For adults receiving multiple doses, the 140 mg group lost 7.4% of their body weight at 78 days and the 420 mg group lost 14.5% of their body weight at day 85. The multiple-dose placebo group gained 1.5% of their body weight at 85 days. The 420 mg group maintained a body weight reduction of 11.2% at 150 days after the final dose of the medication.

The multiple-dose groups had a decrease in fasting glucose from baseline to day 85. Fasting glucagon decreased in all groups, but normalized within the 280 mg and 420 mg groups at day 169. Adults receiving maridebart cafraglutide had greater increases in free fatty acids compared with placebo.

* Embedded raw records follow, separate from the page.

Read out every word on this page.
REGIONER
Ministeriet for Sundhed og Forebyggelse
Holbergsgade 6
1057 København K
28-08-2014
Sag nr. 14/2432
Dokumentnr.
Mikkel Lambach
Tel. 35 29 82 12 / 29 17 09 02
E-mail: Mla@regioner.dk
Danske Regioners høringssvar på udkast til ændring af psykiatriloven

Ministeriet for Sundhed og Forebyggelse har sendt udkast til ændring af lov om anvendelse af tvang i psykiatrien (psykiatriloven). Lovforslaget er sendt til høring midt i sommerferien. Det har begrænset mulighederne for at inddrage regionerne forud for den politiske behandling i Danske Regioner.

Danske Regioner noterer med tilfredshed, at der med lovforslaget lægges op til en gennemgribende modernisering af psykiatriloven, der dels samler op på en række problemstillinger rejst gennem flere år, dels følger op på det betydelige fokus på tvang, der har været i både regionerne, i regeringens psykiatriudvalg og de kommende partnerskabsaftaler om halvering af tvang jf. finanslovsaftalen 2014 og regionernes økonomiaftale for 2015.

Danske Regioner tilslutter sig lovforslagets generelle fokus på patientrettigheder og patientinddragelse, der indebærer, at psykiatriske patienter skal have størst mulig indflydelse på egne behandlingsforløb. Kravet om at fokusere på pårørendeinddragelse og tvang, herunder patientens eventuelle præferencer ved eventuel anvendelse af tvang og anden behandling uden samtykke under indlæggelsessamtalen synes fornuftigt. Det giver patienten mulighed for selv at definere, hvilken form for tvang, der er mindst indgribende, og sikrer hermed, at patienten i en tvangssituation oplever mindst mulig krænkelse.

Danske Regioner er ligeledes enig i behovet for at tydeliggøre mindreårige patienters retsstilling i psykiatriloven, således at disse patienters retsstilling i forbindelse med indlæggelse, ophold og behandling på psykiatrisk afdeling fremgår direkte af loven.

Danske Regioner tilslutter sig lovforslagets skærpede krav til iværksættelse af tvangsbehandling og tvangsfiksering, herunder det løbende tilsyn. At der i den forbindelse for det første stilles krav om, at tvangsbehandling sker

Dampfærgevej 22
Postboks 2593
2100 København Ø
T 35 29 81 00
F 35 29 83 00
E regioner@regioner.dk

“The overall changes observed in weight and metabolic parameters for both preclinical and clinical studies suggest strong incretin-related effects,” the researchers wrote. “Further investigation is still needed to optimize the dosing regimen of AMG 133 for weight loss and other metabolic effects.”

The most common treatment-emergent adverse events were gastrointestinal symptoms such as nausea and vomiting. Symptoms were mostly mild and resolved 48 hours after receiving maridebart cafraglutide. No severe or serious adverse events leading to discontinuation of the drug were reported, and there were no cases of hypoglycemia related to treatment. There were no clinically meaningful changes in blood pressure after maridebart cafraglutide administration, and heart rate changes remained in the normal range.

“The safety profile of AMG 133 was similar to that of GLP-1 receptor agonists, including unimolecular GLP-1/GIP receptor agonist peptides,” the researchers wrote.